Json Scheme Validation
Validates JSON against specified criteria.
One Line
Checks if the text is a single line.
Contains Valid Link
Checks for presence of valid URLs.
Is Email
Validates email address format.
Length Greater than
Checks if the text length is greater than a specified value.
No Valid Links
Checks if the text contains no invalid URLs.
Contains
Checks if the text contains a specific keyword.
Contains Any
Checks if the text contains any of the specified keywords.
Answer Similarity
Evaluates the similarity between the expected and actual responses.
Eval Output
Scores linkage between input and output based on specified criteria.
Eval Context Retrieval Quality
Assesses quality of retrieved context.
Eval Ranking
Provides ranking score for each context based on specified criteria.
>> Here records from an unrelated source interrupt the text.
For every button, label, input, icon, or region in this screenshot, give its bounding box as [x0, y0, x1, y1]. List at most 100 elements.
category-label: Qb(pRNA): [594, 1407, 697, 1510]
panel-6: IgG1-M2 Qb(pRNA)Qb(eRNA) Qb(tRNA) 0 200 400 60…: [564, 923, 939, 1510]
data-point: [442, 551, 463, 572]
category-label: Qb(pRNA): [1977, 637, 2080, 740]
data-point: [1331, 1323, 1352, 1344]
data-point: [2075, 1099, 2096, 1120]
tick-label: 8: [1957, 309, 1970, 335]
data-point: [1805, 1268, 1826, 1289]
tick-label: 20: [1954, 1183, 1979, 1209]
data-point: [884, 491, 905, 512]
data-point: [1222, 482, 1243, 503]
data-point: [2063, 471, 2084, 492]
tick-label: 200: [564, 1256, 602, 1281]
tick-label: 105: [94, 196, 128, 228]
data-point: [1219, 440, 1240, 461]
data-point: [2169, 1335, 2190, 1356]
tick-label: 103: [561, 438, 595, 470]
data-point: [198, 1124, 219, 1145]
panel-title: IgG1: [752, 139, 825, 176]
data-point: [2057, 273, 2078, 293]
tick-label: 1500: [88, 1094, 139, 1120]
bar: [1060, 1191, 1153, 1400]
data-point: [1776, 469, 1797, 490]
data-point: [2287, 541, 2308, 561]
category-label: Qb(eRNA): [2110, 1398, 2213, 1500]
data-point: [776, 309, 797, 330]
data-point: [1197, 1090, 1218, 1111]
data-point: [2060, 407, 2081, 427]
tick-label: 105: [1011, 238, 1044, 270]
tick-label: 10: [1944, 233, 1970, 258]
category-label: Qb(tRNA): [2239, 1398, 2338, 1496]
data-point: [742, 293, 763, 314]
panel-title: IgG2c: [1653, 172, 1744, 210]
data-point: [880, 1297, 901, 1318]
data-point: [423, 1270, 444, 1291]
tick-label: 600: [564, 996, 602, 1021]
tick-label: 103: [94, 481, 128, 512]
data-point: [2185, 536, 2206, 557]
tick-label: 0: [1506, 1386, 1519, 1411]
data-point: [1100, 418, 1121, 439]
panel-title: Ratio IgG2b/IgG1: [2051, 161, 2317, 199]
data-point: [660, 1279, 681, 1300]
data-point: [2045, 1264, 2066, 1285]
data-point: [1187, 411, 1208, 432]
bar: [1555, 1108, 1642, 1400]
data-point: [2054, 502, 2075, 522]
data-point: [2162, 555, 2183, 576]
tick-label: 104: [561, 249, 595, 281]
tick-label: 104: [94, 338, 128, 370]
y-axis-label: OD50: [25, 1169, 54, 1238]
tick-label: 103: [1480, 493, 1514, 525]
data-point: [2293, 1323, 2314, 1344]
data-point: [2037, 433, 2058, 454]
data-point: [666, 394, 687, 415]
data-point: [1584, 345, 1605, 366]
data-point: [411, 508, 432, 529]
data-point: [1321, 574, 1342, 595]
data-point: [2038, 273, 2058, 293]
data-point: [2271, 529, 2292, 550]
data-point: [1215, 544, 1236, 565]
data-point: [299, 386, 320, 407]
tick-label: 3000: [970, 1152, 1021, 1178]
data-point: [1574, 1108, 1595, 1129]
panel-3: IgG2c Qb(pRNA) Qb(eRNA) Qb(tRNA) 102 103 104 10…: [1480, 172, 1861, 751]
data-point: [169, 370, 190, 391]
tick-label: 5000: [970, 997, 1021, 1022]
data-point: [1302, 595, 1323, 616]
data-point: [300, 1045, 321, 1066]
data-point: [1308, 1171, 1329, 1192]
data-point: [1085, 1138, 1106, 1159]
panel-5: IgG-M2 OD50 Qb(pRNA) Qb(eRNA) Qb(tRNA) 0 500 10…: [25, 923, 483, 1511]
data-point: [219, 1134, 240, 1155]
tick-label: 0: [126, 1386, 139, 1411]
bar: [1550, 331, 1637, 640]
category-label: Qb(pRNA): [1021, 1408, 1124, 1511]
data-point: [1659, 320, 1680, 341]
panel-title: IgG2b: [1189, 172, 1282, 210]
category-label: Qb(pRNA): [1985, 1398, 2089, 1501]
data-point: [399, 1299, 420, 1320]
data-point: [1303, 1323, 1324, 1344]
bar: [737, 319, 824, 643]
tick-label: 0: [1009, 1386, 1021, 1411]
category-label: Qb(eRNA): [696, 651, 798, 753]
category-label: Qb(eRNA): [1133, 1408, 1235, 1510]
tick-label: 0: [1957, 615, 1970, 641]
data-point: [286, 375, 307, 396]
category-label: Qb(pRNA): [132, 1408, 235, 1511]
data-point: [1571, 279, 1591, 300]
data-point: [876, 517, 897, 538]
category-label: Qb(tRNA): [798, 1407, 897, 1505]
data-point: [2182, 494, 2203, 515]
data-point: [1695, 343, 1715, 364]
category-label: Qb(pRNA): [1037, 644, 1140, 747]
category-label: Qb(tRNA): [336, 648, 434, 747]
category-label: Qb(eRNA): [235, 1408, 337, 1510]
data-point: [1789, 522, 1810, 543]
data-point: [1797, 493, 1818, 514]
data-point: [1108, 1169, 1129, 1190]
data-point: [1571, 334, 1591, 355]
Eval Image Instruction (text to image)
Scores image-instruction linkage based on specified criteria.
Score Eval
Scores linkage between instruction, input images, and output images.
Summary Quality
Evaluates if a summary effectively captures the main points, maintains factual accuracy, and achieves appropriate length while preserving the original meaning. Checks for both inclusion of key information and exclusion of unnecessary details.
Factual Accuracy
Verifies if the provided output is factually correct or not.
Translation Accuracy
Evaluates the quality of translation by checking semantic accuracy, cultural appropriateness, and preservation of original meaning. Considers both literal accuracy and natural expression in the target language.
Cultural Sensitivity
Analyzes output for cultural appropriateness, inclusive language, and awareness of cultural nuances. Identifies potential cultural biases or insensitive content.
Bias Detection
Identifies various forms of bias including gender, racial, cultural, or ideological bias in the output. Evaluates for balanced perspective and neutral language use.
Evaluate LLM Function calling
Assesses accuracy and effectiveness of LLM function calls.
Audio Transcription
Analyzes the transcription accuracy of the given audio and its transcription.
Eval Audio Description
Evaluates the audio based on the description of the given audio.
Audio Quality
Evaluates the quality of the given audio.